TELCOs – Kim Eng

Let the BPL Money Games Begin

Buy StarHub to hedge rising cost of BPL TV rights. British soccer fans have just agreed to hand over GBP3b to the Premier League, the richest soccer league in the world, as the 2013-2016 UK TV rights were recently sold at a 71% premium over the last three seasons. In Singapore, soccer fans will have no choice but to tighten their belts yet again. However, we think StarHub will be the ultimate winner, even if SingTel decides to throw caution to the winds and bids aggressively. BUY StarHub to hedge against the rising cost of watching your favourite team; SingTel remains a SELL.

BPL scores huge TV rights win at home. The world’s richest soccer league, Premier League, just got a billion pounds richer. British pay TV broadcasters BSkyB and BT recently agreed to fork out GBP3.04b over the next three years for the UK domestic live TV broadcast rights for the 2013-2016 seasons, a 71% rise over the cost of the rights for the 2010-2013 seasons. BPL stars Yaya Toure and Mario Balotelli (despite his goal drought) can look forward to even more lavish pay hikes.

What will happen to Singapore?
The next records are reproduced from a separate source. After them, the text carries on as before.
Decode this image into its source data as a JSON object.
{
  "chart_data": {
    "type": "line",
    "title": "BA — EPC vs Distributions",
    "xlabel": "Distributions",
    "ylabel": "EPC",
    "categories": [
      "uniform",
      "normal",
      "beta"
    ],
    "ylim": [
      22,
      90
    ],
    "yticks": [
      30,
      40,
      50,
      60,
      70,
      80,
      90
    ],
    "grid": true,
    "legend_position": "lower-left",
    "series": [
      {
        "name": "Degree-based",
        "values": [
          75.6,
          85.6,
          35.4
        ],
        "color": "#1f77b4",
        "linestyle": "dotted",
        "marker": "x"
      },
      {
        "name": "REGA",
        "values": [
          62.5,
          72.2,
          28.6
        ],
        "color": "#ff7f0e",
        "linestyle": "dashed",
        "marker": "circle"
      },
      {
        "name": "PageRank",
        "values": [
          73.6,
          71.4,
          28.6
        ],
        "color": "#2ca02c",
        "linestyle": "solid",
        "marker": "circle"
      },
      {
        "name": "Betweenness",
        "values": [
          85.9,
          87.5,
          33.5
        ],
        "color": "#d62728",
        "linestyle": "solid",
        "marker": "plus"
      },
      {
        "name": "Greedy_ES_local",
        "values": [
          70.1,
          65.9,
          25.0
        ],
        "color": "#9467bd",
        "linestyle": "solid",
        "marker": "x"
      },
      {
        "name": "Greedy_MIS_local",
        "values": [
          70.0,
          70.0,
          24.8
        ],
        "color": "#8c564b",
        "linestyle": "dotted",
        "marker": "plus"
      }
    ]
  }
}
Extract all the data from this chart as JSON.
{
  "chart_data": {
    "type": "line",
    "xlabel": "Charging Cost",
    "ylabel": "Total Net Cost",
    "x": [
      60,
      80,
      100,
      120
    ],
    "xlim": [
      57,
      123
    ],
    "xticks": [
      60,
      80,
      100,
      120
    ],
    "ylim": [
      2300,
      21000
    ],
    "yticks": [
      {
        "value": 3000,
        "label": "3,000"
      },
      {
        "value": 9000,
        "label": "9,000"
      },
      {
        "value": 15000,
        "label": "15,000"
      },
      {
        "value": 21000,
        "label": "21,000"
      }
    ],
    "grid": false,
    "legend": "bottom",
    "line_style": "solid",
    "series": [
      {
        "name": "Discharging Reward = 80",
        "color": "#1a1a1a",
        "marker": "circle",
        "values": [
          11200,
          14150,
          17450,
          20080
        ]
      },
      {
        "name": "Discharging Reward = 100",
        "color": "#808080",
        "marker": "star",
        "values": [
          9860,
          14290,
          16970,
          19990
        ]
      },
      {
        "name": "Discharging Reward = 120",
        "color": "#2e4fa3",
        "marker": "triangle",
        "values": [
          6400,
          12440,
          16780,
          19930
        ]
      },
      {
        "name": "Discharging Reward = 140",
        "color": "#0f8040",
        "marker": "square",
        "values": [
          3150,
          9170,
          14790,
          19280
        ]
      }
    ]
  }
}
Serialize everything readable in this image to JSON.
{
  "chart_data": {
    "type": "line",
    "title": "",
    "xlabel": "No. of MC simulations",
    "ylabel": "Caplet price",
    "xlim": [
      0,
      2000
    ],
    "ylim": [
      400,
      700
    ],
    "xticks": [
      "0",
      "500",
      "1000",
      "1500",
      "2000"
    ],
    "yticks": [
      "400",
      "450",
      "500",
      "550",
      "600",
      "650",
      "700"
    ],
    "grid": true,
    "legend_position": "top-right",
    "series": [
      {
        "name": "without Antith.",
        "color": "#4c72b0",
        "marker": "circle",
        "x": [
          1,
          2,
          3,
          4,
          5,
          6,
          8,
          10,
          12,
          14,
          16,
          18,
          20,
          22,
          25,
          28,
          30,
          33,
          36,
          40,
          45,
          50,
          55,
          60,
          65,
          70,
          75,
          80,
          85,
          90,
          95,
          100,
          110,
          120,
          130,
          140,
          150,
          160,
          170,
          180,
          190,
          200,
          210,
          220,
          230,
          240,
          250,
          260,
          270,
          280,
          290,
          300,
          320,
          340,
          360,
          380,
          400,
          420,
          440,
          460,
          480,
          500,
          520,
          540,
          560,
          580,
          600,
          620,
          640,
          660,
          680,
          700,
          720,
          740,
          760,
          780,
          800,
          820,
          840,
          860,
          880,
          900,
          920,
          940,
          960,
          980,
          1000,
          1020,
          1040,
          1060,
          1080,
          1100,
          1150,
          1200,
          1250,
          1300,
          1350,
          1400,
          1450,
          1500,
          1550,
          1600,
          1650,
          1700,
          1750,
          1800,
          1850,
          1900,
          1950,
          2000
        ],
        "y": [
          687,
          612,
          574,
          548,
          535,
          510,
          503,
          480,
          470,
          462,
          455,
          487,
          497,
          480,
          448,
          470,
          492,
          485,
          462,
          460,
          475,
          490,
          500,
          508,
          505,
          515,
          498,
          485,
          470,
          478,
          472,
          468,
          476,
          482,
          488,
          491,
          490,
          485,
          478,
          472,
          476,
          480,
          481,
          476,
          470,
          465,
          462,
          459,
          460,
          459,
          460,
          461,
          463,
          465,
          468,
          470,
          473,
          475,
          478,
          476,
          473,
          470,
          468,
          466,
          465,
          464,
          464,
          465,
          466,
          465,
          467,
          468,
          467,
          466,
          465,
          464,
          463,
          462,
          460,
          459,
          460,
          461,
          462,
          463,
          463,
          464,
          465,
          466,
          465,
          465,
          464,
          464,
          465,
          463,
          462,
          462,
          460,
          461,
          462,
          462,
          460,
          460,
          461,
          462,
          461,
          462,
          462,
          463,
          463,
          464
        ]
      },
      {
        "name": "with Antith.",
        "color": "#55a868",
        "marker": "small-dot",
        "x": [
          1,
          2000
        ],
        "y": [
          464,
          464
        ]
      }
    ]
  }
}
The worst case scenario is both telcos and Premier League walk away from the negotiation table, which we think is unlikely. Given the presence of cross-carriage laws this time round, it is more plausible that Premier League will allow a joint bid between SingTel and StarHub that will result in it receiving a sum more than the estimated SGD425m SingTel paid for the 2010-2013 seasons.

No good news for soccer fans. Whichever the scenario, there is unlikely to be any good news for soccer fans; just various degrees of bad. Assuming a joint bid is possible and a 30% rise in TV rights cost over the 2010-2013 seasons, as mooted in Hong Kong-based reports, our best case scenario suggests that subscribers will still need to pay between SGD27 and SGD35 more a month to watch BPL, which we think is still reasonable.

Odds are with StarHub. In the final analysis, we think StarHub will watch the dollars and cents and refrain from harming its generous dividend policy by bidding too aggressively, even if it does bid jointly with SingTel. If SingTel decides to be as aggressive as it was in 2009 and clinches the rights to the three seasons, the cross-carriage law will work to StarHub’s advantage. In such a tactical strategy game, we think the odds (and investors’ favour) are with StarHub.